I stuttered, I stammered. I didn’t know what to say. I finally settled on, “it’s really personal?” Yeah. It sounded like that, as if I were asking her a question. Serious face palm moment.

She sighed, and looked at me. “You do know I’m your doctor? That knowing the personal stuff is how I can help you?”

And somewhere in there is where I started to look at the floor and play with my hair, and I went away to lala land in my head. I’m not really sure how long it took for Dr. B to notice, but she did notice.

“Alice? Alice? Have you ever talked to someone about what is personal?” She asked me. I had to force myself to concentrate on her words, everything had that hazy feeling to it, like I was viewing it through thick cotton. She spoke in a way that told me she knew I was dissociated, and that I wasn’t the first person she had been around who did this.

I somehow managed to force out the fact that I’m in therapy twice a week. I don’t say anything else, and either does Dr..B. After a while, she excused herself to the restroom, was gone a few minutes, and when she came back, she sat back down just as calmly.

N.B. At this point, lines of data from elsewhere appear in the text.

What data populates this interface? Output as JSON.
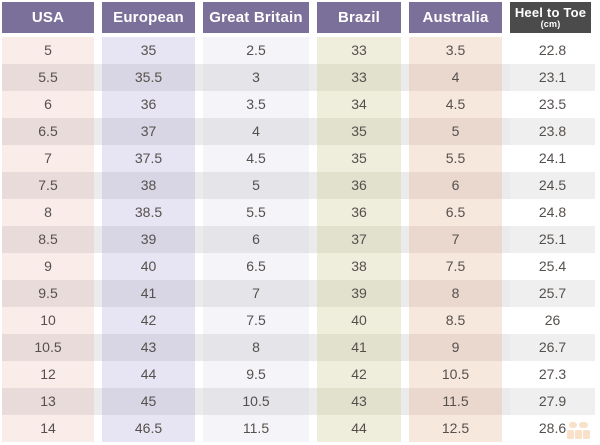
{
  "chart_data": {
    "type": "table",
    "columns": [
      "USA",
      "European",
      "Great Britain",
      "Brazil",
      "Australia",
      "Heel to Toe (cm)"
    ],
    "rows": [
      [
        5,
        35,
        2.5,
        33,
        3.5,
        22.8
      ],
      [
        5.5,
        35.5,
        3,
        33,
        4,
        23.1
      ],
      [
        6,
        36,
        3.5,
        34,
        4.5,
        23.5
      ],
      [
        6.5,
        37,
        4,
        35,
        5,
        23.8
      ],
      [
        7,
        37.5,
        4.5,
        35,
        5.5,
        24.1
      ],
      [
        7.5,
        38,
        5,
        36,
        6,
        24.5
      ],
      [
        8,
        38.5,
        5.5,
        36,
        6.5,
        24.8
      ],
      [
        8.5,
        39,
        6,
        37,
        7,
        25.1
      ],
      [
        9,
        40,
        6.5,
        38,
        7.5,
        25.4
      ],
      [
        9.5,
        41,
        7,
        39,
        8,
        25.7
      ],
      [
        10,
        42,
        7.5,
        40,
        8.5,
        26
      ],
      [
        10.5,
        43,
        8,
        41,
        9,
        26.7
      ],
      [
        12,
        44,
        9.5,
        42,
        10.5,
        27.3
      ],
      [
        13,
        45,
        10.5,
        43,
        11.5,
        27.9
      ],
      [
        14,
        46.5,
        11.5,
        44,
        12.5,
        28.6
      ]
    ],
    "layout": "column-tinted table, alternating shaded rows, no gridlines"
  },
  "headers": [
    {
      "label": "USA"
    },
    {
      "label": "European"
    },
    {
      "label": "Great Britain"
    },
    {
      "label": "Brazil"
    },
    {
      "label": "Australia"
    },
    {
      "label": "Heel to Toe",
      "sublabel": "(cm)"
    }
  ],
  "colors": {
    "header_purple": "#7b7099",
    "header_dark": "#4b4b4b",
    "header_text": "#ffffff",
    "cell_text": "#56504d",
    "alt_row_bg": "#ebebeb",
    "column_light": [
      "#f9ece9",
      "#e7e5f3",
      "#f5f4f8",
      "#efeedd",
      "#f7e8de",
      "#ffffff"
    ],
    "column_alt": [
      "#e9dbd9",
      "#d8d6e4",
      "#e5e4e9",
      "#e1e1cd",
      "#ead8ce",
      "#efefef"
    ]
  },
  "watermark": {
    "icon": "site-logo",
    "color": "#eda75f"
  }
}
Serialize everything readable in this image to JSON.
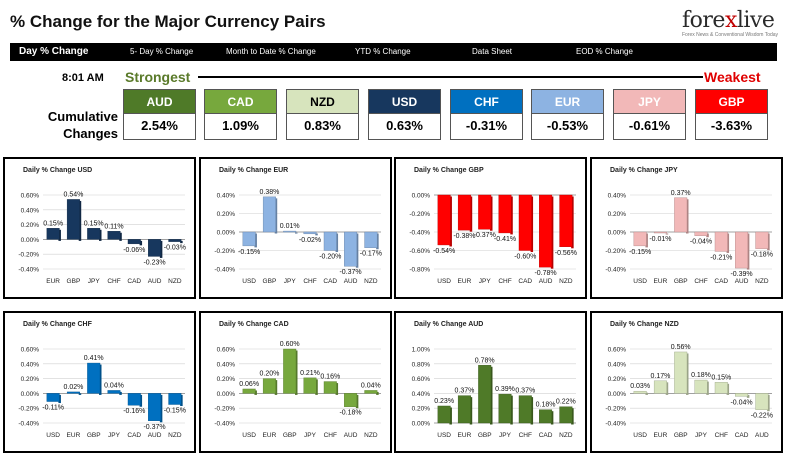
{
  "header": {
    "title": "% Change for the Major Currency Pairs",
    "logo": {
      "brand_prefix": "fore",
      "brand_x": "x",
      "brand_suffix": "live",
      "tagline": "Forex News & Conventional Wisdom Today"
    }
  },
  "tabs": [
    {
      "label": "Day % Change",
      "active": true
    },
    {
      "label": "5- Day % Change"
    },
    {
      "label": "Month to Date % Change"
    },
    {
      "label": "YTD % Change"
    },
    {
      "label": "Data Sheet"
    },
    {
      "label": "EOD % Change"
    }
  ],
  "summary": {
    "time": "8:01 AM",
    "strongest_label": "Strongest",
    "weakest_label": "Weakest",
    "cumulative_label_line1": "Cumulative",
    "cumulative_label_line2": "Changes",
    "currencies": [
      {
        "code": "AUD",
        "value": "2.54%",
        "bg": "#4f7a28",
        "fg": "#ffffff"
      },
      {
        "code": "CAD",
        "value": "1.09%",
        "bg": "#77a83d",
        "fg": "#ffffff"
      },
      {
        "code": "NZD",
        "value": "0.83%",
        "bg": "#d7e4bd",
        "fg": "#000000"
      },
      {
        "code": "USD",
        "value": "0.63%",
        "bg": "#17375e",
        "fg": "#ffffff"
      },
      {
        "code": "CHF",
        "value": "-0.31%",
        "bg": "#0070c0",
        "fg": "#ffffff"
      },
      {
        "code": "EUR",
        "value": "-0.53%",
        "bg": "#8db3e2",
        "fg": "#ffffff"
      },
      {
        "code": "JPY",
        "value": "-0.61%",
        "bg": "#f2b8b8",
        "fg": "#ffffff"
      },
      {
        "code": "GBP",
        "value": "-3.63%",
        "bg": "#ff0000",
        "fg": "#ffffff"
      }
    ]
  },
  "chart_data": [
    {
      "type": "bar",
      "title": "Daily % Change USD",
      "categories": [
        "EUR",
        "GBP",
        "JPY",
        "CHF",
        "CAD",
        "AUD",
        "NZD"
      ],
      "values": [
        0.15,
        0.54,
        0.15,
        0.11,
        -0.06,
        -0.23,
        -0.03
      ],
      "labels": [
        "0.15%",
        "0.54%",
        "0.15%",
        "0.11%",
        "-0.06%",
        "-0.23%",
        "-0.03%"
      ],
      "ylim": [
        -0.4,
        0.6
      ],
      "ticks": [
        -0.4,
        -0.2,
        0,
        0.2,
        0.4,
        0.6
      ],
      "tick_labels": [
        "-0.40%",
        "-0.20%",
        "0.00%",
        "0.20%",
        "0.40%",
        "0.60%"
      ],
      "color": "#17375e"
    },
    {
      "type": "bar",
      "title": "Daily % Change EUR",
      "categories": [
        "USD",
        "GBP",
        "JPY",
        "CHF",
        "CAD",
        "AUD",
        "NZD"
      ],
      "values": [
        -0.15,
        0.38,
        0.01,
        -0.02,
        -0.2,
        -0.37,
        -0.17
      ],
      "labels": [
        "-0.15%",
        "0.38%",
        "0.01%",
        "-0.02%",
        "-0.20%",
        "-0.37%",
        "-0.17%"
      ],
      "ylim": [
        -0.4,
        0.4
      ],
      "ticks": [
        -0.4,
        -0.2,
        0,
        0.2,
        0.4
      ],
      "tick_labels": [
        "-0.40%",
        "-0.20%",
        "0.00%",
        "0.20%",
        "0.40%"
      ],
      "color": "#8db3e2"
    },
    {
      "type": "bar",
      "title": "Daily % Change GBP",
      "categories": [
        "USD",
        "EUR",
        "JPY",
        "CHF",
        "CAD",
        "AUD",
        "NZD"
      ],
      "values": [
        -0.54,
        -0.38,
        -0.37,
        -0.41,
        -0.6,
        -0.78,
        -0.56
      ],
      "labels": [
        "-0.54%",
        "-0.38%",
        "-0.37%",
        "-0.41%",
        "-0.60%",
        "-0.78%",
        "-0.56%"
      ],
      "ylim": [
        -0.8,
        0
      ],
      "ticks": [
        -0.8,
        -0.6,
        -0.4,
        -0.2,
        0
      ],
      "tick_labels": [
        "-0.80%",
        "-0.60%",
        "-0.40%",
        "-0.20%",
        "0.00%"
      ],
      "color": "#ff0000"
    },
    {
      "type": "bar",
      "title": "Daily % Change JPY",
      "categories": [
        "USD",
        "EUR",
        "GBP",
        "CHF",
        "CAD",
        "AUD",
        "NZD"
      ],
      "values": [
        -0.15,
        -0.01,
        0.37,
        -0.04,
        -0.21,
        -0.39,
        -0.18
      ],
      "labels": [
        "-0.15%",
        "-0.01%",
        "0.37%",
        "-0.04%",
        "-0.21%",
        "-0.39%",
        "-0.18%"
      ],
      "ylim": [
        -0.4,
        0.4
      ],
      "ticks": [
        -0.4,
        -0.2,
        0,
        0.2,
        0.4
      ],
      "tick_labels": [
        "-0.40%",
        "-0.20%",
        "0.00%",
        "0.20%",
        "0.40%"
      ],
      "color": "#f2b8b8"
    },
    {
      "type": "bar",
      "title": "Daily % Change CHF",
      "categories": [
        "USD",
        "EUR",
        "GBP",
        "JPY",
        "CAD",
        "AUD",
        "NZD"
      ],
      "values": [
        -0.11,
        0.02,
        0.41,
        0.04,
        -0.16,
        -0.37,
        -0.15
      ],
      "labels": [
        "-0.11%",
        "0.02%",
        "0.41%",
        "0.04%",
        "-0.16%",
        "-0.37%",
        "-0.15%"
      ],
      "ylim": [
        -0.4,
        0.6
      ],
      "ticks": [
        -0.4,
        -0.2,
        0,
        0.2,
        0.4,
        0.6
      ],
      "tick_labels": [
        "-0.40%",
        "-0.20%",
        "0.00%",
        "0.20%",
        "0.40%",
        "0.60%"
      ],
      "color": "#0070c0"
    },
    {
      "type": "bar",
      "title": "Daily % Change CAD",
      "categories": [
        "USD",
        "EUR",
        "GBP",
        "JPY",
        "CHF",
        "AUD",
        "NZD"
      ],
      "values": [
        0.06,
        0.2,
        0.6,
        0.21,
        0.16,
        -0.18,
        0.04
      ],
      "labels": [
        "0.06%",
        "0.20%",
        "0.60%",
        "0.21%",
        "0.16%",
        "-0.18%",
        "0.04%"
      ],
      "ylim": [
        -0.4,
        0.6
      ],
      "ticks": [
        -0.4,
        -0.2,
        0,
        0.2,
        0.4,
        0.6
      ],
      "tick_labels": [
        "-0.40%",
        "-0.20%",
        "0.00%",
        "0.20%",
        "0.40%",
        "0.60%"
      ],
      "color": "#77a83d"
    },
    {
      "type": "bar",
      "title": "Daily % Change AUD",
      "categories": [
        "USD",
        "EUR",
        "GBP",
        "JPY",
        "CHF",
        "CAD",
        "NZD"
      ],
      "values": [
        0.23,
        0.37,
        0.78,
        0.39,
        0.37,
        0.18,
        0.22
      ],
      "labels": [
        "0.23%",
        "0.37%",
        "0.78%",
        "0.39%",
        "0.37%",
        "0.18%",
        "0.22%"
      ],
      "ylim": [
        0,
        1
      ],
      "ticks": [
        0,
        0.2,
        0.4,
        0.6,
        0.8,
        1
      ],
      "tick_labels": [
        "0.00%",
        "0.20%",
        "0.40%",
        "0.60%",
        "0.80%",
        "1.00%"
      ],
      "color": "#4f7a28"
    },
    {
      "type": "bar",
      "title": "Daily % Change NZD",
      "categories": [
        "USD",
        "EUR",
        "GBP",
        "JPY",
        "CHF",
        "CAD",
        "AUD"
      ],
      "values": [
        0.03,
        0.17,
        0.56,
        0.18,
        0.15,
        -0.04,
        -0.22
      ],
      "labels": [
        "0.03%",
        "0.17%",
        "0.56%",
        "0.18%",
        "0.15%",
        "-0.04%",
        "-0.22%"
      ],
      "ylim": [
        -0.4,
        0.6
      ],
      "ticks": [
        -0.4,
        -0.2,
        0,
        0.2,
        0.4,
        0.6
      ],
      "tick_labels": [
        "-0.40%",
        "-0.20%",
        "0.00%",
        "0.20%",
        "0.40%",
        "0.60%"
      ],
      "color": "#d7e4bd"
    }
  ]
}
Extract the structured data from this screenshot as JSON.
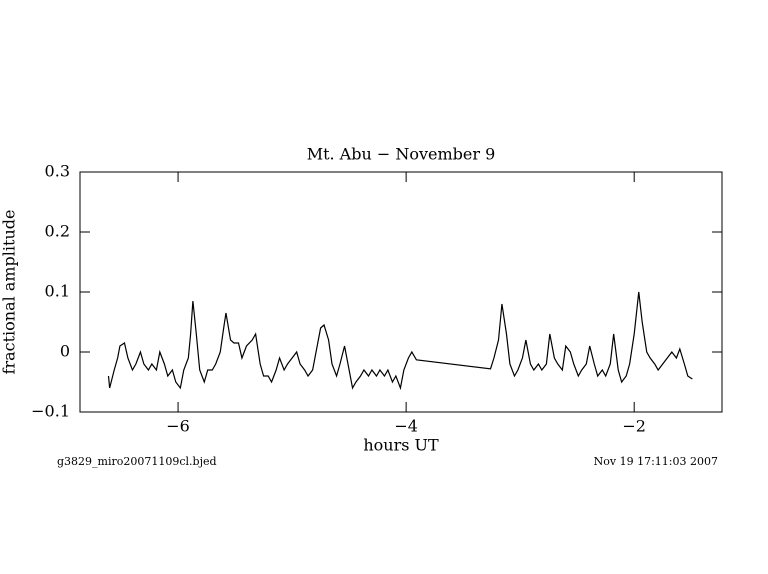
{
  "chart_data": {
    "type": "line",
    "title": "Mt. Abu − November 9",
    "x_label": "hours UT",
    "y_label": "fractional amplitude",
    "footer_left": "g3829_miro20071109cl.bjed",
    "footer_right": "Nov 19 17:11:03 2007",
    "color": "#000000",
    "xlim": [
      -6.86,
      -1.23
    ],
    "ylim": [
      -0.1,
      0.3
    ],
    "xticks": [
      {
        "value": -6,
        "label": "−6"
      },
      {
        "value": -4,
        "label": "−4"
      },
      {
        "value": -2,
        "label": "−2"
      }
    ],
    "yticks": [
      {
        "value": -0.1,
        "label": "−0.1"
      },
      0,
      0.1,
      0.2,
      0.3
    ],
    "x": [
      -6.61,
      -6.6,
      -6.56,
      -6.53,
      -6.51,
      -6.47,
      -6.44,
      -6.4,
      -6.37,
      -6.33,
      -6.3,
      -6.26,
      -6.23,
      -6.19,
      -6.16,
      -6.12,
      -6.09,
      -6.05,
      -6.02,
      -5.98,
      -5.95,
      -5.91,
      -5.89,
      -5.87,
      -5.84,
      -5.81,
      -5.77,
      -5.74,
      -5.7,
      -5.67,
      -5.63,
      -5.6,
      -5.58,
      -5.54,
      -5.51,
      -5.47,
      -5.44,
      -5.4,
      -5.35,
      -5.32,
      -5.28,
      -5.25,
      -5.21,
      -5.18,
      -5.14,
      -5.11,
      -5.07,
      -5.04,
      -5.0,
      -4.96,
      -4.93,
      -4.89,
      -4.86,
      -4.82,
      -4.79,
      -4.75,
      -4.72,
      -4.68,
      -4.65,
      -4.61,
      -4.58,
      -4.54,
      -4.51,
      -4.47,
      -4.44,
      -4.4,
      -4.37,
      -4.33,
      -4.3,
      -4.26,
      -4.23,
      -4.19,
      -4.16,
      -4.12,
      -4.09,
      -4.05,
      -4.02,
      -3.98,
      -3.95,
      -3.91,
      -3.26,
      -3.23,
      -3.19,
      -3.16,
      -3.12,
      -3.09,
      -3.05,
      -3.02,
      -2.98,
      -2.95,
      -2.91,
      -2.88,
      -2.84,
      -2.81,
      -2.77,
      -2.74,
      -2.7,
      -2.67,
      -2.63,
      -2.6,
      -2.56,
      -2.53,
      -2.49,
      -2.46,
      -2.42,
      -2.39,
      -2.35,
      -2.32,
      -2.28,
      -2.25,
      -2.21,
      -2.18,
      -2.14,
      -2.11,
      -2.07,
      -2.04,
      -2.0,
      -1.96,
      -1.93,
      -1.89,
      -1.86,
      -1.82,
      -1.79,
      -1.67,
      -1.63,
      -1.6,
      -1.56,
      -1.53,
      -1.49
    ],
    "values": [
      -0.04,
      -0.06,
      -0.03,
      -0.01,
      0.01,
      0.015,
      -0.01,
      -0.03,
      -0.02,
      0.0,
      -0.02,
      -0.03,
      -0.02,
      -0.03,
      0.0,
      -0.02,
      -0.04,
      -0.03,
      -0.05,
      -0.06,
      -0.03,
      -0.01,
      0.03,
      0.085,
      0.03,
      -0.03,
      -0.05,
      -0.03,
      -0.03,
      -0.02,
      0.0,
      0.04,
      0.065,
      0.02,
      0.015,
      0.015,
      -0.01,
      0.01,
      0.02,
      0.03,
      -0.02,
      -0.04,
      -0.04,
      -0.05,
      -0.03,
      -0.01,
      -0.03,
      -0.02,
      -0.01,
      0.0,
      -0.02,
      -0.03,
      -0.04,
      -0.03,
      0.0,
      0.04,
      0.045,
      0.02,
      -0.02,
      -0.04,
      -0.02,
      0.01,
      -0.02,
      -0.06,
      -0.05,
      -0.04,
      -0.03,
      -0.04,
      -0.03,
      -0.04,
      -0.03,
      -0.04,
      -0.03,
      -0.05,
      -0.04,
      -0.06,
      -0.03,
      -0.01,
      0.0,
      -0.013,
      -0.028,
      -0.01,
      0.02,
      0.08,
      0.03,
      -0.02,
      -0.04,
      -0.03,
      -0.01,
      0.02,
      -0.02,
      -0.03,
      -0.02,
      -0.03,
      -0.02,
      0.03,
      -0.01,
      -0.02,
      -0.03,
      0.01,
      0.0,
      -0.02,
      -0.04,
      -0.03,
      -0.02,
      0.01,
      -0.02,
      -0.04,
      -0.03,
      -0.04,
      -0.02,
      0.03,
      -0.03,
      -0.05,
      -0.04,
      -0.02,
      0.03,
      0.1,
      0.05,
      0.0,
      -0.01,
      -0.02,
      -0.03,
      0.0,
      -0.01,
      0.005,
      -0.02,
      -0.04,
      -0.045
    ]
  }
}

She talked a little bit, telling me that she wants to help, but that it’s hard to help if she doesn’t know anything about it. She says she also realizes things talked about in therapy can be hard or impossible to talk about outside of therapy. Osteopaths believe (and I believe her) they can help release trauma from the body, even if a person doesn’t fully remember their traumas— or remember them at all.

I wasn’t sure what do– I trusted Dr. B as much as I trust anyone. I just didn’t know how to tell her this. I finally realized I could show her a book I downloaded to my iPad’s kindle app weeks ago. It’s a book that Bea wants me to read. I have not even started it. I pulled the book up on the kindle app, and still unable to look at her, I handed it to her. “My therapist wants me to read this,” I said. The book is called “the body remembers”. It’s a book about PTSD and trauma.

It was enough. She’s a smart women. I risked a peek at her face and could see she had put two and two together. She knew I had suffered some form of truama, and I’m pretty sure she knows it’s some form of physical or sexual abuse. Because of the rest of our (limited) conversation she may have concluded that some of it is based in childhood, or college years, or both. I’m not sure. But she knows the general premise.

“Have you read it?” Dr. B asksed.
I shook my head no. “Have you?” I asked her. I assumed the concept must be familiar to am osteopath.
“Not this one. Several like it.” She told me.
And then. “Is someone hurting you now?”
“No! This is old. All old, old stuff.” I said.
“Okay,” she said, “I’m sorry.”
And then she let’s out a string of F-bombs at people who traumatize children and females and other human beings.
After which, she apologized. I told her not to, because it makes her real, which makes it easier to trust her, and be okay with her. She laughs at that.